すると彼の周りに人が集まり、なにやらニタニタ母国語で話しているのです。「じゃあ行くぞ」と言い、彼は運転せず、違う運転手が乗り込んできました。
「これタクシーなのか?」私は半分疑いました。
疑う余地もなく、車は走りました。
20分後、急に止まり、彼が言うのです。「タクシー代2500ルピーだ。」と。
私は耳を疑い、250の間違いだと思い、彼に250ルピー渡しました。すると彼は「NO!2500!」と声を荒げて言うのです。
「もし払わないんだったら、ここで降りるか?」と言われ、外を見ると夜中にもかかわらず、車がびゅんびゅんと飛ばし、とてもじゃないけど外に出れません。私がこのインドの街を把握していれば問題なかったのかもしれませんが、初めてでしたのでしぶしぶ2500ルピーを払ってしまいました。
その後、30分が経過していました。気づけば深夜1時です。
すると彼は「着いたぞ。」と言い、見ると自分が予約ホテルとはまったく違うホテルでした。
私は「これは違うぞ!」と声を荒げて言うと、「君のホテルは見当たらなかったんだ、だから俺の知り合いのホテルに連れてきたんだ。ここなら顔が利くから安くなる。」と言うのです。
これがお昼時だったら私は必死に逃げたでしょう。しかし時刻は深夜1時過ぎ。
私は足を震わせながら、そのホテルに行くと7人ほどのインド人が待っていました。
ホテルの支配人らしき男が「ジャパニーズ、1泊2万円だ」と言うのです。私は「そんなの払えない」と言うと、
周りの人が囲み、「この深夜に外を出るのか?デリーの夜は危険だぞ。」と脅すのです。
私は震えながら払いました。
しかしまだ悲劇は待っていたのです。
私が部屋で寝ようとすると、男がついてきて部屋を閉め、
「ここまで送った代金をよこせ」と言うのです。
私は「いや、さっき2500ルピー払っただろう。」と言うと、「あれはお前のホテルを探すためのお金であって、ここまで送った代金は含まれていない。」と言うのです。
私は怒りが心頭し、「NO!Money!You go out!!」と言うと、
彼は私に近づき、「これは俺の街だ。お前は赤の他人だろ?従うのがルールだ。」と言うのです。

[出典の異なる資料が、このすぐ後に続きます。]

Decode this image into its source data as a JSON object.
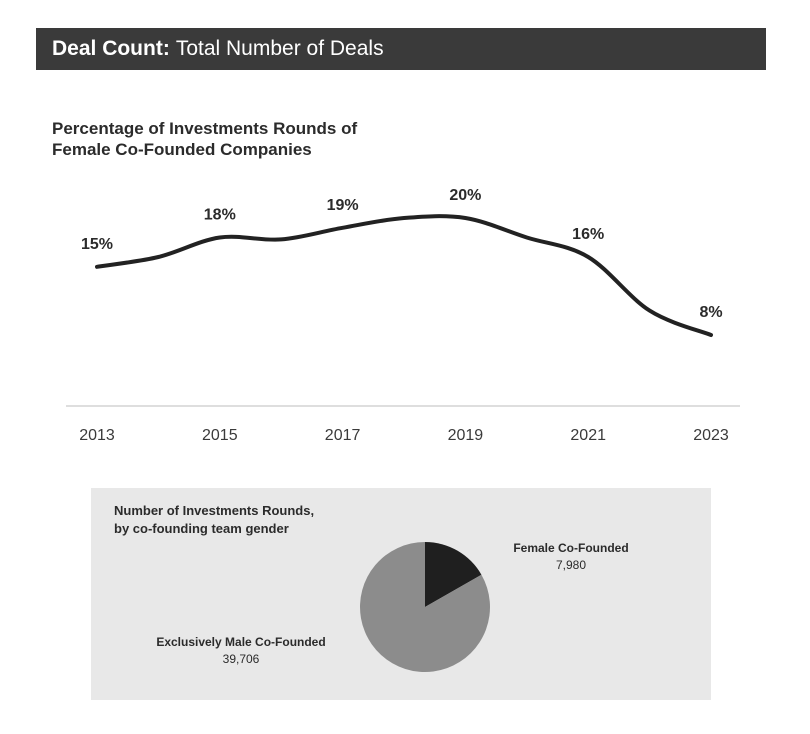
{
  "header": {
    "bold": "Deal Count:",
    "rest": "Total Number of Deals"
  },
  "chart_data": [
    {
      "type": "line",
      "title_line1": "Percentage of Investments Rounds of",
      "title_line2": "Female Co-Founded Companies",
      "x": [
        2013,
        2014,
        2015,
        2016,
        2017,
        2018,
        2019,
        2020,
        2021,
        2022,
        2023
      ],
      "y": [
        15,
        16,
        18,
        17.8,
        19,
        20,
        20,
        18,
        16,
        10.5,
        8
      ],
      "point_labels": [
        {
          "x": 2013,
          "y": 15,
          "label": "15%"
        },
        {
          "x": 2015,
          "y": 18,
          "label": "18%"
        },
        {
          "x": 2017,
          "y": 19,
          "label": "19%"
        },
        {
          "x": 2019,
          "y": 20,
          "label": "20%"
        },
        {
          "x": 2021,
          "y": 16,
          "label": "16%"
        },
        {
          "x": 2023,
          "y": 8,
          "label": "8%"
        }
      ],
      "x_ticks": [
        "2013",
        "2015",
        "2017",
        "2019",
        "2021",
        "2023"
      ],
      "ylim": [
        0,
        22
      ],
      "line_color": "#222222",
      "grid": false
    },
    {
      "type": "pie",
      "title_line1": "Number of Investments Rounds,",
      "title_line2": "by co-founding team gender",
      "slices": [
        {
          "label": "Female Co-Founded",
          "value": 7980,
          "display": "7,980",
          "color": "#1f1f1f"
        },
        {
          "label": "Exclusively Male Co-Founded",
          "value": 39706,
          "display": "39,706",
          "color": "#8c8c8c"
        }
      ]
    }
  ]
}
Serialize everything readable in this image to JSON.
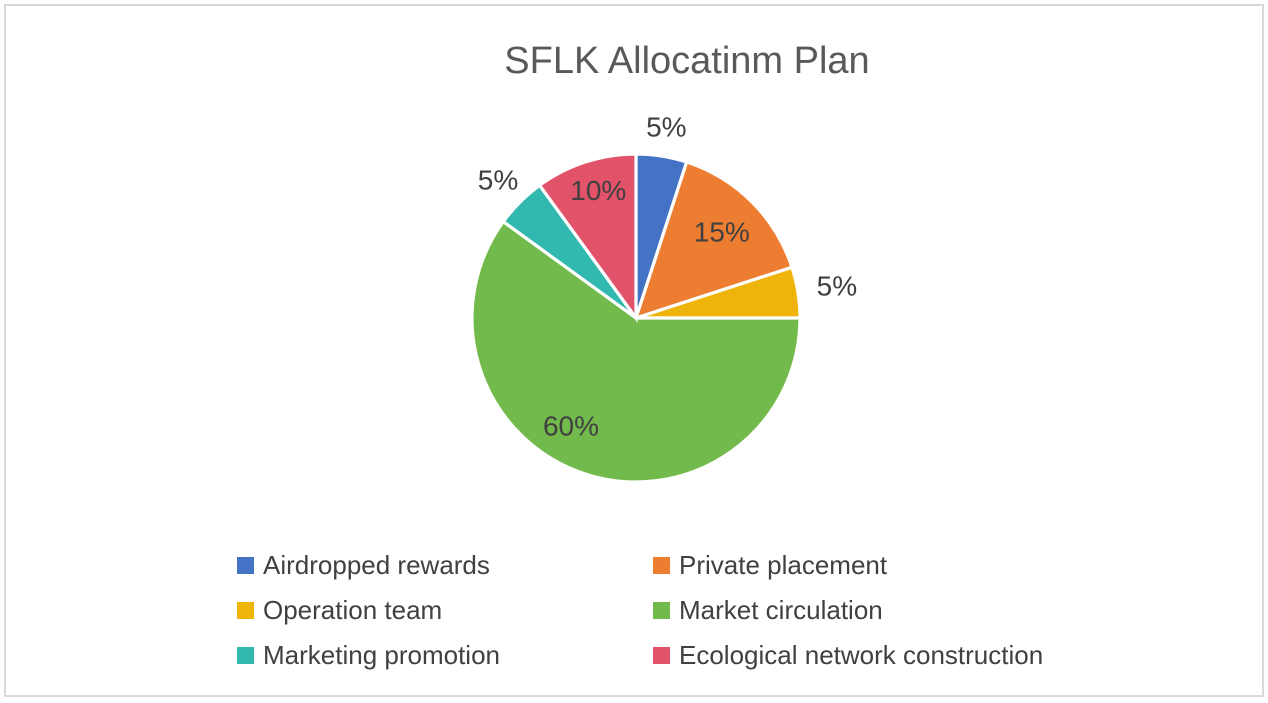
{
  "page": {
    "background_color": "#FFFFFF",
    "border_color": "#D9D9D9"
  },
  "chart_data": {
    "type": "pie",
    "title": "SFLK Allocatinm Plan",
    "title_color": "#595959",
    "label_color": "#404040",
    "separator_color": "#FFFFFF",
    "legend_position": "bottom-two-columns",
    "start_angle_deg": 0,
    "clockwise": true,
    "slices": [
      {
        "label": "Airdropped rewards",
        "value": 5,
        "pct_label": "5%",
        "color": "#4472C4",
        "label_placement": "outside",
        "label_r": 1.18
      },
      {
        "label": "Private placement",
        "value": 15,
        "pct_label": "15%",
        "color": "#ED7D31",
        "label_placement": "inside",
        "label_r": 0.74
      },
      {
        "label": "Operation team",
        "value": 5,
        "pct_label": "5%",
        "color": "#EFB40A",
        "label_placement": "outside",
        "label_r": 1.24
      },
      {
        "label": "Market circulation",
        "value": 60,
        "pct_label": "60%",
        "color": "#72BA4C",
        "label_placement": "inside",
        "label_r": 0.77,
        "label_angle_deg": 211
      },
      {
        "label": "Marketing promotion",
        "value": 5,
        "pct_label": "5%",
        "color": "#31B8AF",
        "label_placement": "outside",
        "label_r": 1.19
      },
      {
        "label": "Ecological network construction",
        "value": 10,
        "pct_label": "10%",
        "color": "#E25369",
        "label_placement": "inside",
        "label_r": 0.81,
        "label_angle_deg": 343.5
      }
    ]
  }
}
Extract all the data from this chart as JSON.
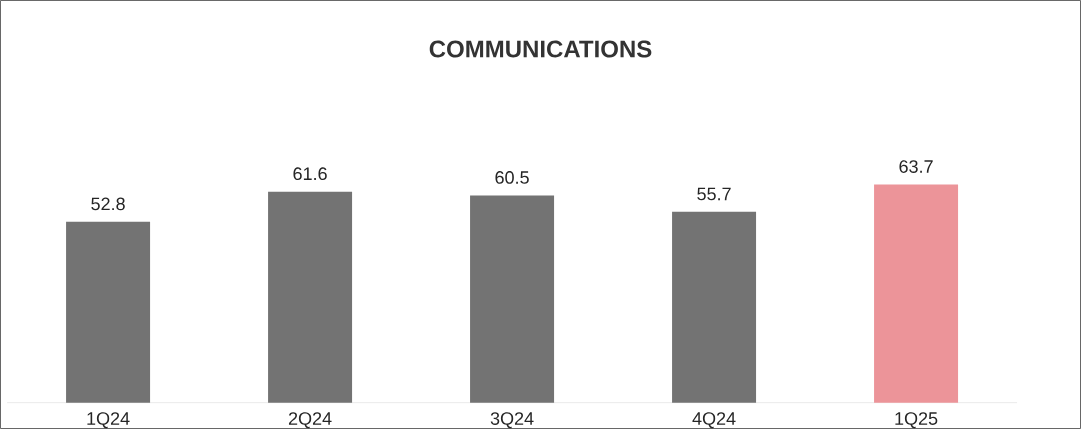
{
  "chart_data": {
    "type": "bar",
    "title": "COMMUNICATIONS",
    "categories": [
      "1Q24",
      "2Q24",
      "3Q24",
      "4Q24",
      "1Q25"
    ],
    "values": [
      52.8,
      61.6,
      60.5,
      55.7,
      63.7
    ],
    "colors": [
      "#737373",
      "#737373",
      "#737373",
      "#737373",
      "#ec9499"
    ],
    "data_labels": true
  }
}
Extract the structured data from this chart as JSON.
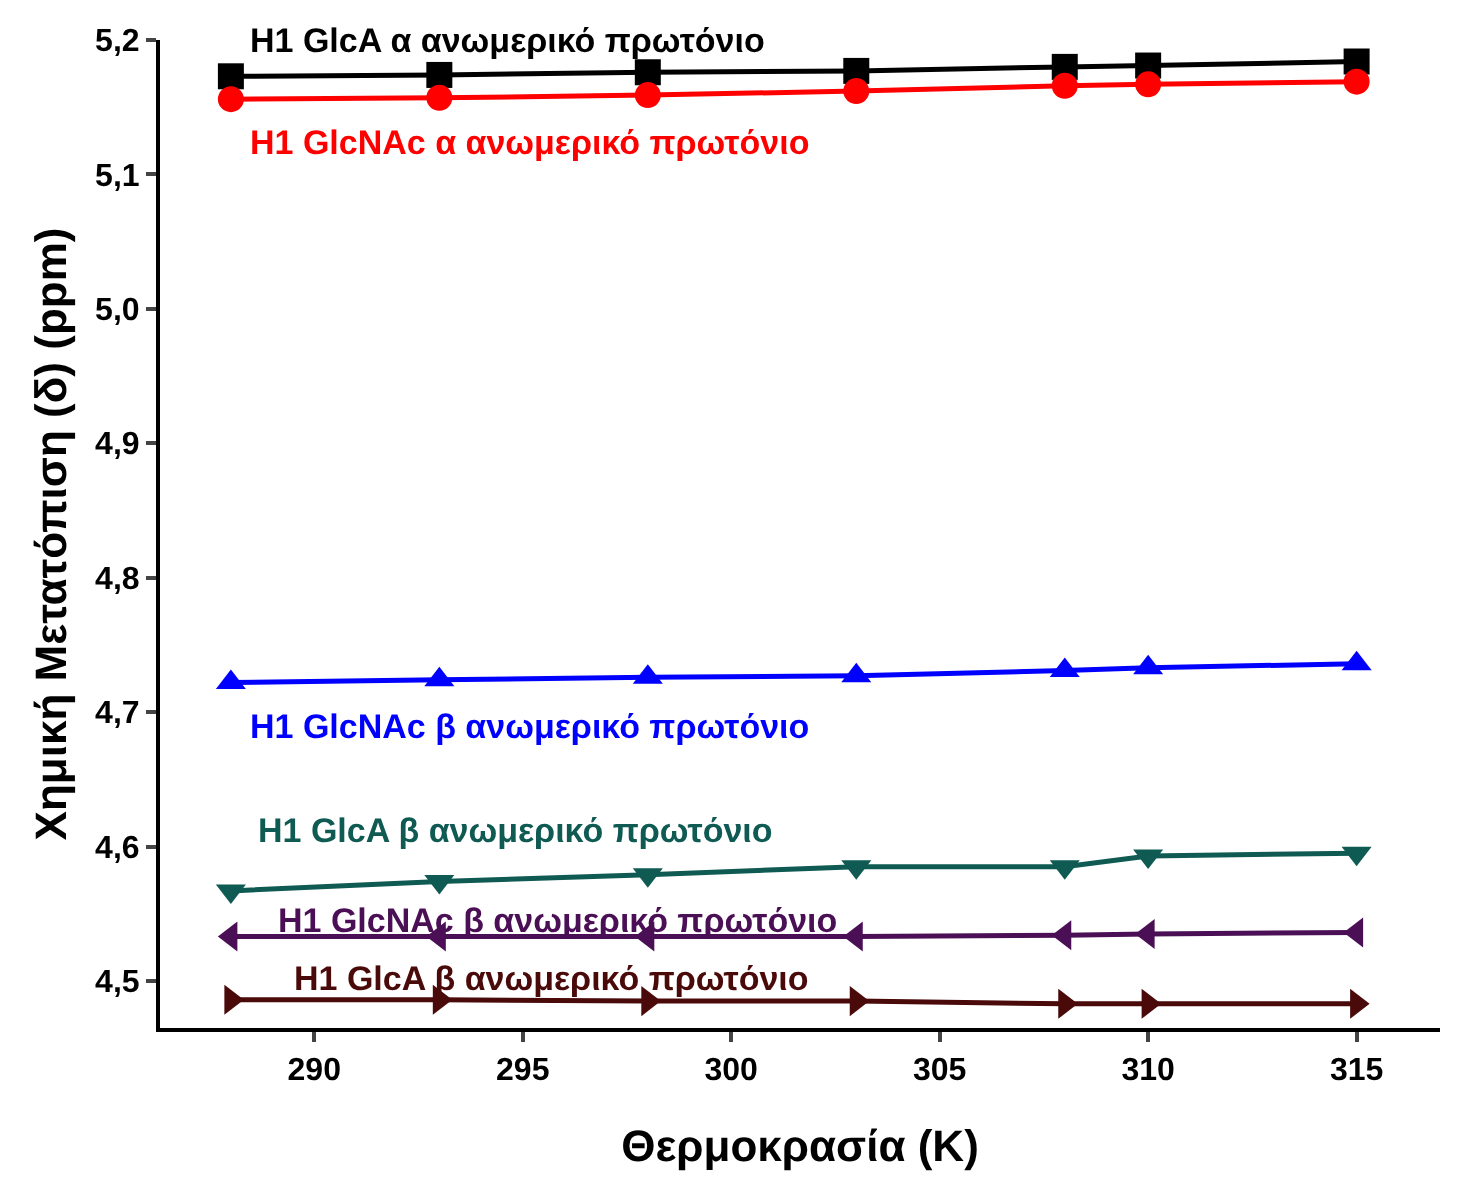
{
  "chart_data": {
    "type": "line",
    "xlabel": "Θερμοκρασία (K)",
    "ylabel": "Χημική Μετατόπιση (δ) (ppm)",
    "x": [
      288,
      293,
      298,
      303,
      308,
      310,
      315
    ],
    "series": [
      {
        "name": "H1 GlcA α ανωμερικό πρωτόνιο",
        "color": "#000000",
        "marker": "square",
        "values": [
          5.173,
          5.174,
          5.176,
          5.177,
          5.18,
          5.181,
          5.184
        ]
      },
      {
        "name": "H1 GlcNAc α ανωμερικό πρωτόνιο",
        "color": "#ff0000",
        "marker": "circle",
        "values": [
          5.156,
          5.157,
          5.159,
          5.162,
          5.166,
          5.167,
          5.169
        ]
      },
      {
        "name": "H1 GlcNAc β ανωμερικό πρωτόνιο",
        "color": "#0000ff",
        "marker": "triangle",
        "values": [
          4.722,
          4.724,
          4.726,
          4.727,
          4.731,
          4.733,
          4.736
        ]
      },
      {
        "name": "H1 GlcA β ανωμερικό πρωτόνιο",
        "color": "#0f5a52",
        "marker": "triangle-down",
        "values": [
          4.567,
          4.574,
          4.579,
          4.585,
          4.585,
          4.593,
          4.595
        ]
      },
      {
        "name": "H1 GlcNAc β ανωμερικό πρωτόνιο",
        "color": "#4b0f55",
        "marker": "triangle-left",
        "values": [
          4.533,
          4.533,
          4.533,
          4.533,
          4.534,
          4.535,
          4.536
        ]
      },
      {
        "name": "H1 GlcA β ανωμερικό πρωτόνιο",
        "color": "#4a0a0a",
        "marker": "triangle-right",
        "values": [
          4.486,
          4.486,
          4.485,
          4.485,
          4.483,
          4.483,
          4.483
        ]
      }
    ],
    "xlim": [
      286.3,
      317
    ],
    "xticks": [
      290,
      295,
      300,
      305,
      310,
      315
    ],
    "ylim": [
      4.465,
      5.2
    ],
    "yticks": [
      {
        "value": 4.5,
        "label": "4,5"
      },
      {
        "value": 4.6,
        "label": "4,6"
      },
      {
        "value": 4.7,
        "label": "4,7"
      },
      {
        "value": 4.8,
        "label": "4,8"
      },
      {
        "value": 4.9,
        "label": "4,9"
      },
      {
        "value": 5.0,
        "label": "5,0"
      },
      {
        "value": 5.1,
        "label": "5,1"
      },
      {
        "value": 5.2,
        "label": "5,2"
      }
    ],
    "legend": false,
    "line_style": "solid"
  }
}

私は唖然としました。冷や汗が流れたのを覚えています。

私は2000ルピーほど支払い、彼は去っていきました。
「また明日来るからな。」と言い放ちながら。

私は彼がいなくなった後、足がガクガク震えたことを覚えています。寝ようと思っていても、15分ほどで目を覚まし、彼の最後に言い放った言葉が脳裏から離れませんでした。
時刻は深夜3時すぎ、部屋の窓から外を見ると歩いている人たちがいました。
もしかしたら彼らについていけば、駅につけるかもと思い、私は意を決し、外に出ました。
フロントのインド人に「この時間にどこ行くんだ?」と聞かれましたが、私は無視し、外へ出、歩いている人たちに着いて来ました。
5時間ほどひたすら歩きました。すると駅が見えるではありませんか?私はほっと安堵をし、無事その後インドを旅しました。
これが私の海外旅行で起こった危険な出来事です。